Was ist, wenn der Dolmetscher gar nicht vereidigt wurde?

Das ist ein Verstoß gegen § 189 GVG. Nach der Rechtsprechung ist dies in der Regel aber kein absoluter, sondern nur ein relativer Revisionsgrund (§ 337 StPO). Sie müssten in der Revision darlegen, dass das Urteil auf diesem Fehler beruhen kann, z.B. weil wesentliche Teile der Verhandlung unvereidigt gedolmetscht wurden und Zweifel an der Richtigkeit bestehen.

Ich habe während meines Prozesses den Dolmetscher oft nicht richtig verstanden. Was hätte ich tun sollen?

Sie hätten dies sofort Ihrem Verteidiger mitteilen müssen. Dieser hätte dann das Gericht darauf hinweisen und ggf. beantragen können, dass der Dolmetscher langsamer spricht, anders formuliert oder im Extremfall ausgetauscht wird. Wichtig ist, solche Probleme sofort anzusprechen und idealerweise im Protokoll vermerken zu lassen.
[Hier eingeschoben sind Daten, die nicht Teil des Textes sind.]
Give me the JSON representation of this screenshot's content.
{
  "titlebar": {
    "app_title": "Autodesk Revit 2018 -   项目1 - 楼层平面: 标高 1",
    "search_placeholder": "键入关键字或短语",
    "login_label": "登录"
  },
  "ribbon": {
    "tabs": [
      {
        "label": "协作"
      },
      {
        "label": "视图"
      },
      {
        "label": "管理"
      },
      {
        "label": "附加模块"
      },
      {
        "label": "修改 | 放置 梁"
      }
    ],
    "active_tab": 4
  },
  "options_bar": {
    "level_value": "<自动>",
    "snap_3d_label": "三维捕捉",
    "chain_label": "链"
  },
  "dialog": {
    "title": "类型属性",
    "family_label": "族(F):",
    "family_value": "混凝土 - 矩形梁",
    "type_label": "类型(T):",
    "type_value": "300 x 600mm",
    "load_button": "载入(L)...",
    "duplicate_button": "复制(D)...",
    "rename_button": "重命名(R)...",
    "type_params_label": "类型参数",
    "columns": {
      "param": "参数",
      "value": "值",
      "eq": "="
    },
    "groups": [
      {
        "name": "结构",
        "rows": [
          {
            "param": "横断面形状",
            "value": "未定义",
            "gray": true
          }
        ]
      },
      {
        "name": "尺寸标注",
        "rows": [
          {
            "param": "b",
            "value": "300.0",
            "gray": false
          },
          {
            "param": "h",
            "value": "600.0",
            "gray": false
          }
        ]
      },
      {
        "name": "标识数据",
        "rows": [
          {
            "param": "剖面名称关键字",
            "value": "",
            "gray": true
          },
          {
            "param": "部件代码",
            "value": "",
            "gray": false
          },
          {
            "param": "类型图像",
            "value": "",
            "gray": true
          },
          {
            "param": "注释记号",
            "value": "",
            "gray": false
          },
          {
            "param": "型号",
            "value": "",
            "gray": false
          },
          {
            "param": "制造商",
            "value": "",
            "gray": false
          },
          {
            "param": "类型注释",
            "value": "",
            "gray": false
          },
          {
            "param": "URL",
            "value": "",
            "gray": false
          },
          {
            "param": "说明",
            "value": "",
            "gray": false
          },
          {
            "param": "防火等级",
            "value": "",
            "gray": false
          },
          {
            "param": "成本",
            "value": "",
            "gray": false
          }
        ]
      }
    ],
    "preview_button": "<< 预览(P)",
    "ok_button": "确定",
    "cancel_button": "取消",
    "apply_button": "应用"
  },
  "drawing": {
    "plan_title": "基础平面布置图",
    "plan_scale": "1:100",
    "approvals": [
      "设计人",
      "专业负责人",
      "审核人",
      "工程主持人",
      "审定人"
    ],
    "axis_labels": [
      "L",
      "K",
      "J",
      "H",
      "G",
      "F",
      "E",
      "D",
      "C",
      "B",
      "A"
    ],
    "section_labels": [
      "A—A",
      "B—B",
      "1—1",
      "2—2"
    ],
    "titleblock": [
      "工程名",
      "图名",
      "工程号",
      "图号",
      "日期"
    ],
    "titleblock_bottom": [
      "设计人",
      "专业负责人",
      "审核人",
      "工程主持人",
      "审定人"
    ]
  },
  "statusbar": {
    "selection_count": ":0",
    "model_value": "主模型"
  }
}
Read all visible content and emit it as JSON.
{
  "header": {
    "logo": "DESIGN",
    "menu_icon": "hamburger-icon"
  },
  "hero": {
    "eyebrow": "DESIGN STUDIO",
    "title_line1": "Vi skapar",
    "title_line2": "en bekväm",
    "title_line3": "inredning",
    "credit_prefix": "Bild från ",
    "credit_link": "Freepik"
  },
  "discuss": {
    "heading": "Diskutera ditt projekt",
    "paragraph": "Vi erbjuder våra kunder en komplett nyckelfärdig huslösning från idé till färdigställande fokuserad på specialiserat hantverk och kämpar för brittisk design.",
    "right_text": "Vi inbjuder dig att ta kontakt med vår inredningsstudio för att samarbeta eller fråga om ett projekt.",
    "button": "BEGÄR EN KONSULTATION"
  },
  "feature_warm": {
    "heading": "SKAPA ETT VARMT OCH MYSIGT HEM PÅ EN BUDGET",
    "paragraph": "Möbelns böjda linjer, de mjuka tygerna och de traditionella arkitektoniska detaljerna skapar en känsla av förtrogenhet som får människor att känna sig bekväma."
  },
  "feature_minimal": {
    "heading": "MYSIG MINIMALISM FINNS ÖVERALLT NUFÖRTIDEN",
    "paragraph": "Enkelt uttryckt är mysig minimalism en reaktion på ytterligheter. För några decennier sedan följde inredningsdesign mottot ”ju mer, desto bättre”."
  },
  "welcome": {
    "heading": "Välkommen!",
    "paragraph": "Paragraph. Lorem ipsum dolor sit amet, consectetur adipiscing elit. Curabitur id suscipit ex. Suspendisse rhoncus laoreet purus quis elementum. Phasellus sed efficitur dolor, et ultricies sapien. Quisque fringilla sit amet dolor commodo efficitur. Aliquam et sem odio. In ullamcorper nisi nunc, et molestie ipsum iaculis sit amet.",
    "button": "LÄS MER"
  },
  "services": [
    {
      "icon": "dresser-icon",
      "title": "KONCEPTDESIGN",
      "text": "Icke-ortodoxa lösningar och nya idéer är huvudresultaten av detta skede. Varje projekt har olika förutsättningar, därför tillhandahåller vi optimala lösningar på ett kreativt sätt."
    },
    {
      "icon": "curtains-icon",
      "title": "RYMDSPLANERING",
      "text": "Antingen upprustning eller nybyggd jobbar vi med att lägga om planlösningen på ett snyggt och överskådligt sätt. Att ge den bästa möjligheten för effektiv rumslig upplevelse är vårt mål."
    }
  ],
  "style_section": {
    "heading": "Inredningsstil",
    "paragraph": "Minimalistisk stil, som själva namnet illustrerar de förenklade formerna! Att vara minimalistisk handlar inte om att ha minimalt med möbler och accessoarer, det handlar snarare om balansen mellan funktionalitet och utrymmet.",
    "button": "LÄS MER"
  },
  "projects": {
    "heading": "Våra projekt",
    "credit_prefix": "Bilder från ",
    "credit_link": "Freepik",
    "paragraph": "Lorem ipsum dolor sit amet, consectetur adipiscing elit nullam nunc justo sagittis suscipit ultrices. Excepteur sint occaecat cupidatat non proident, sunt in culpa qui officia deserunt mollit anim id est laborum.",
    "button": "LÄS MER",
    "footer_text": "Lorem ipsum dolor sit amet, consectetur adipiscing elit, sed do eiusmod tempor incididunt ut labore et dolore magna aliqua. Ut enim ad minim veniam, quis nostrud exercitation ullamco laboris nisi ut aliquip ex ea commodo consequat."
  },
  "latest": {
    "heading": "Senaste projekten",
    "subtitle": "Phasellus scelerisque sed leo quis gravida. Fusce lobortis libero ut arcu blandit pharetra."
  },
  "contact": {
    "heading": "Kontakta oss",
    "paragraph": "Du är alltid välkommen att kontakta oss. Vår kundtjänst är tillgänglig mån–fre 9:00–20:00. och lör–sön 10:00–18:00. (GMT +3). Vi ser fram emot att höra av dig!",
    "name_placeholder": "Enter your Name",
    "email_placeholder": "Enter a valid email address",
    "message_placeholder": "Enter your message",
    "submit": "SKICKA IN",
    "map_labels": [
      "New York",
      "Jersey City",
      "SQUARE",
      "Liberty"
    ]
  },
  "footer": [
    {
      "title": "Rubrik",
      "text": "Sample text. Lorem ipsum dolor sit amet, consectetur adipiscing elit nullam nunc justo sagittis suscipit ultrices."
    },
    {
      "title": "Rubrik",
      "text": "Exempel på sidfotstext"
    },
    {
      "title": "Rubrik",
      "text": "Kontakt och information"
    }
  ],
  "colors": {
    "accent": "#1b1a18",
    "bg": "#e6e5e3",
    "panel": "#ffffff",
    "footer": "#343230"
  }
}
Bedeutet das neue BGH-Urteil, dass die Qualität der Übersetzung egal ist, solange nur irgendjemand da ist?

Nein, absolut nicht. Eine gravierend mangelhafte Übersetzung, die dazu führt, dass Sie dem Verfahren nicht folgen oder sich nicht verteidigen können, verletzt Ihr Recht auf ein faires Verfahren (Art. 6 EMRK). Dies kann ein relativer Revisionsgrund nach § 337 StPO sein. Der Unterschied ist: Sie müssen dann konkret darlegen, wo die Übersetzung schlecht war und dass das Urteil deswegen möglicherweise falsch ist. Das BGH-Urteil betrifft nur den speziellen* absoluten Revisionsgrund der „Abwesenheit“ (§ 338 Nr. 5 StPO) im Hinblick auf potenzielle Befangenheit.

Wer bezahlt den Dolmetscher im Strafprozess?

Für den Angeklagten ist die Hinzuziehung des notwendigen Dolmetschers grundsätzlich kostenlos, unabhängig vom Ausgang des Verfahrens (§ 185 Abs. 1 GVG). Die Kosten trägt die Staatskasse.

Kann ich mir meinen Dolmetscher selbst aussuchen?

Nein, der Dolmetscher wird vom Gericht bestellt. Sie haben aber das Recht, einen Dolmetscher abzulehnen, wenn Gründe zur Besorgnis der Befangenheit vorliegen (siehe Frage 2).